Tem-se a impressão de que os senadores Fernando Collor de Melo (PTC-AL) e Lindbergh Farias (PT-RJ) tudo fizeram para manterem providencial distância entre si. Em 92, quando Collor era presidente da República e sofreu processo de impeachment, Lindbergh estava nas ruas agitando estudantes “caras-pintadas”, como presidente da UNE, em uma jornada na defesa do impeachment. Os dois acabaram se encontrando no Senado, mas sem qualquer aproximação maior. No impeachment de Dilma Rousseff, Collor votou a favor, Lindbergh ficou contra. Eis que, agora, numa decisão do ministro Edson Fachin, o Supremo Tribunal Federal arquivou processos a que tanto Collor quanto Farias estavam sujeitos, por irregularidades cometidas no campo da improbidade.

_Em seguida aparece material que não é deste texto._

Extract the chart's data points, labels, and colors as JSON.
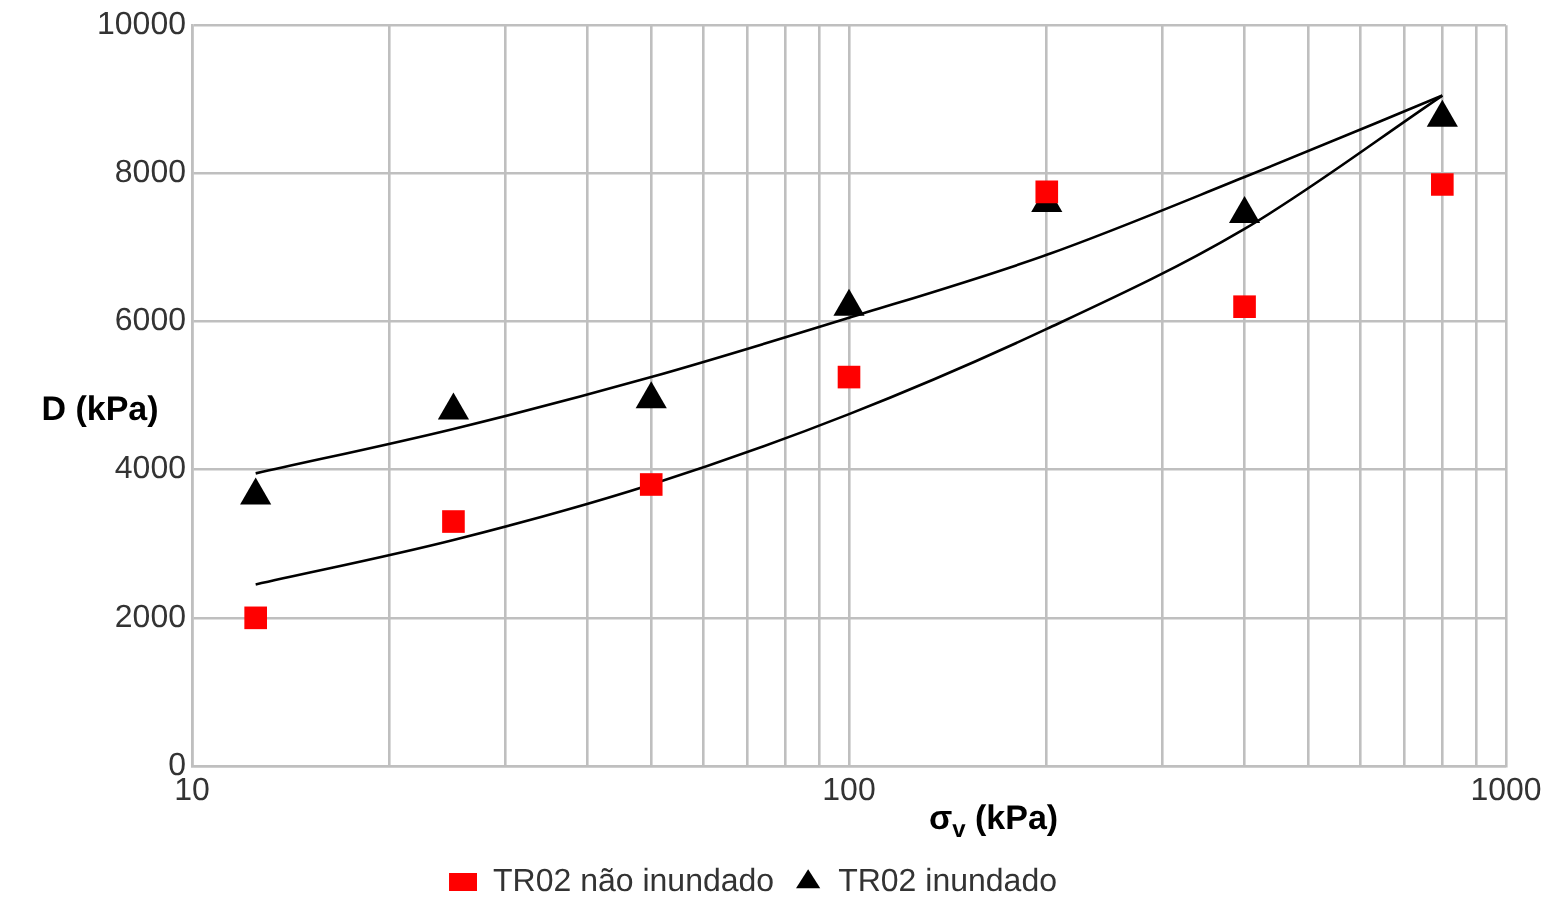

Ainda há processos pendentes contra ambos, com conotações específicas e diferenciadas. Um fato sobre o qual não paira dúvidas é o de que ambos estarão sempre em lados opostos. Em termos ideológicos, nem Collor nem Lindbergh podem ser definidos como estudiosos e definidos. Os discursos que eventualmente eles proferem não são capazes de prender a atenção do plenário do Senado e fazê-lo silenciar. Lindbergh sobressai na quadra presente pela circunstância de fazer oposição a Michel Temer, que assumiu no lugar de Dilma Rousseff. Fora daí, Collor e Lindbergh são estrelas sem brilho numa constelação rarefeita de valores. Se não chegam a ser medíocres, também não são merecedores de atenção especial. Integram aquela categoria de políticos que nem cheiram nem fedem. São insípidos e inodoros e o Congresso passaria tranquilamente sem eles, porque não há registro de que, como parlamentares, tenham oferecido contribuição mais valiosa à solução dos problemas nacionais.
No caso de Collor, que passou pouco tempo na presidência da República, ele não parece vocacionado para o Executivo – mas também é muito apagado no Legislativo. Fica evidenciada, de forma subliminar, uma propensão do ex-presidente da República à atuação parlamentar. Mas foi no executivo, em Alagoas, por exemplo, que Fernando se notabilizou e foi capa da revista VEJA, apelidado como caçador de marajás. Como presidente da República, tomou uma medida antipática que ainda hoje é amaldiçoada por brasileiros – o confisco da poupança, uma medida arbitrária, que ele tomou a peito, enfrentando insatisfações generalizadas. Há quem acredite que o impeachment de Collor tenha se dado por causa dessa medida. É muito simples relativizar as coisas. Collor caiu pelo conjunto da obra, assim como Dilma foi punida também pelo conjunto, não por um fato catalisador específico.
Circulou, na fase de impeachment de Collor, a versão difundida pelos seus aliados de que ele estava sendo cassado por causa de um Fiat Elba – vejam só! Os que assim interpretam os acontecimentos ignoram, de propósito, que Collor dava seu aval para o funcionamento do esquema de PC Farias, seu ex-tesoureiro de campanha. O leitor menos disposto a aprofundar leituras de causas e efeitos não se apegará, como não se apegou, a episódios como a Operação Uruguai, que prenumciava evasão de recursos do Brasiil para paraísos fiscais longe daqui. Da mesma forma, Dilma Rousseff sofreu impeachment não por causa das pedaladas fiscais detectadas pelo Tribunal de Contas da União, mas por uma série de irregularidades ou omissões no campo da legalidade. Explicações sem pé nem cabeça costumam ser formuladas quando não se quer encarar a realidade de frente. Mais cômodo, sem dúvida, é dourar a pílula – assim tem sido feito ao longo da História do Brasil.
Em tese, algoz e vítima foram colocados por eleitores no mesmo metro quadrado, o do Senado – o primeiro representado por Lindbergh, que mobilizava caras-pintadas, o segundo por Collor, que saiu como um líder trucidado por uma quartelada parlamentar, coincidentemente o mesmo argumento que aliados de Dilma expendem para tentar justificar o fato de que ela foi destronada do poder. No final das contas, raciocínios desse jaez não colaboram para esclarecimento de fatos, o que, por sua vez, ocasionaria uma tomada de posição mais justa por parte de segmentos da sociedade. Não importa. Quanto à circunstância de Collor e Lndbergh estarem hoje juntos e misturados, apenas reforça a explicação de que a História é, soberanamente, implacável.